Within the protein family, ESCRT-III members are present in evolution from prokaryotes to metazoans. They polymerize on membranes in order to remodel them, often to the point of membrane fission co-catalyzed by the activity of the ATPase VPS4. Various pathologies such as cancer and neuronal deficiencies are linked to the dysfunction of the ESCRT machinery. Notably ESCRT-III and VPS4 have been associated with late steps in membrane cleavage. It is therefore important to study the structure of the ESCRT machinery within a membrane context in order to provide insight into its membrane remodeling and cleavage activity during membrane repair, budding of enveloped viruses, and cytokinesis among others.

Researchers at IRIG [collaboration with Curie Institute Paris and University of Groningen, Groningen, Netherlands] provide first high resolution cryoEM structures of ESCRT-III filaments composed of CHMP2A and CHMP3 forming membrane-coated tubular structures in vitro that resemble ESCRT-III filament architectures at virus or vesicle budding sites or the cytokinetic midbody.
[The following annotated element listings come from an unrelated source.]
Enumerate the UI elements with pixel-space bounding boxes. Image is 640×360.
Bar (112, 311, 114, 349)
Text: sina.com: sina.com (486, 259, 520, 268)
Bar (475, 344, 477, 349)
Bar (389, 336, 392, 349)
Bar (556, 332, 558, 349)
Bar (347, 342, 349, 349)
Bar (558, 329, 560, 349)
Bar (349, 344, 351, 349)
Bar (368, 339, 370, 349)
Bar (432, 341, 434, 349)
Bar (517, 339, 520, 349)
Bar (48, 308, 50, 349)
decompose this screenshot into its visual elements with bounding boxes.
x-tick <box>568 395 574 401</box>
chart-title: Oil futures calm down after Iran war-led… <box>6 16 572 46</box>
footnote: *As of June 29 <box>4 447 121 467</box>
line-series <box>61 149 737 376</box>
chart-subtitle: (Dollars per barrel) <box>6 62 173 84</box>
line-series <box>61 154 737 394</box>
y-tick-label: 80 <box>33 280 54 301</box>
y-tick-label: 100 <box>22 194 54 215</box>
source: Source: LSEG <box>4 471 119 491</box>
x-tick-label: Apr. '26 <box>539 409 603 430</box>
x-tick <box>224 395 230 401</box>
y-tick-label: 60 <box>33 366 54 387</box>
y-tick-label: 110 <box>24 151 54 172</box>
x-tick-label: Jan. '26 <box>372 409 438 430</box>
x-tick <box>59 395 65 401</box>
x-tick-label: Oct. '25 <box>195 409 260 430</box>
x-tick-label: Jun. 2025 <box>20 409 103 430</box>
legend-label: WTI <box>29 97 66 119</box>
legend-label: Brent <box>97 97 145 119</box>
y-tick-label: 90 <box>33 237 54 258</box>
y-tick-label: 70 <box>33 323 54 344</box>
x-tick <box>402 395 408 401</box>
Figure: Model of membrane constriction by ESCRT-III. On the left, atomic model of ESCRT-III filaments composed of a heterodimer of CHMP2A and CHMP3. The outer surface of the filaments interacts with membranes in a manner similar to the topology of membrane collars as shown in the diagram (right). VPS4 tightens the filaments that can cleave membrane necks via membrane fission.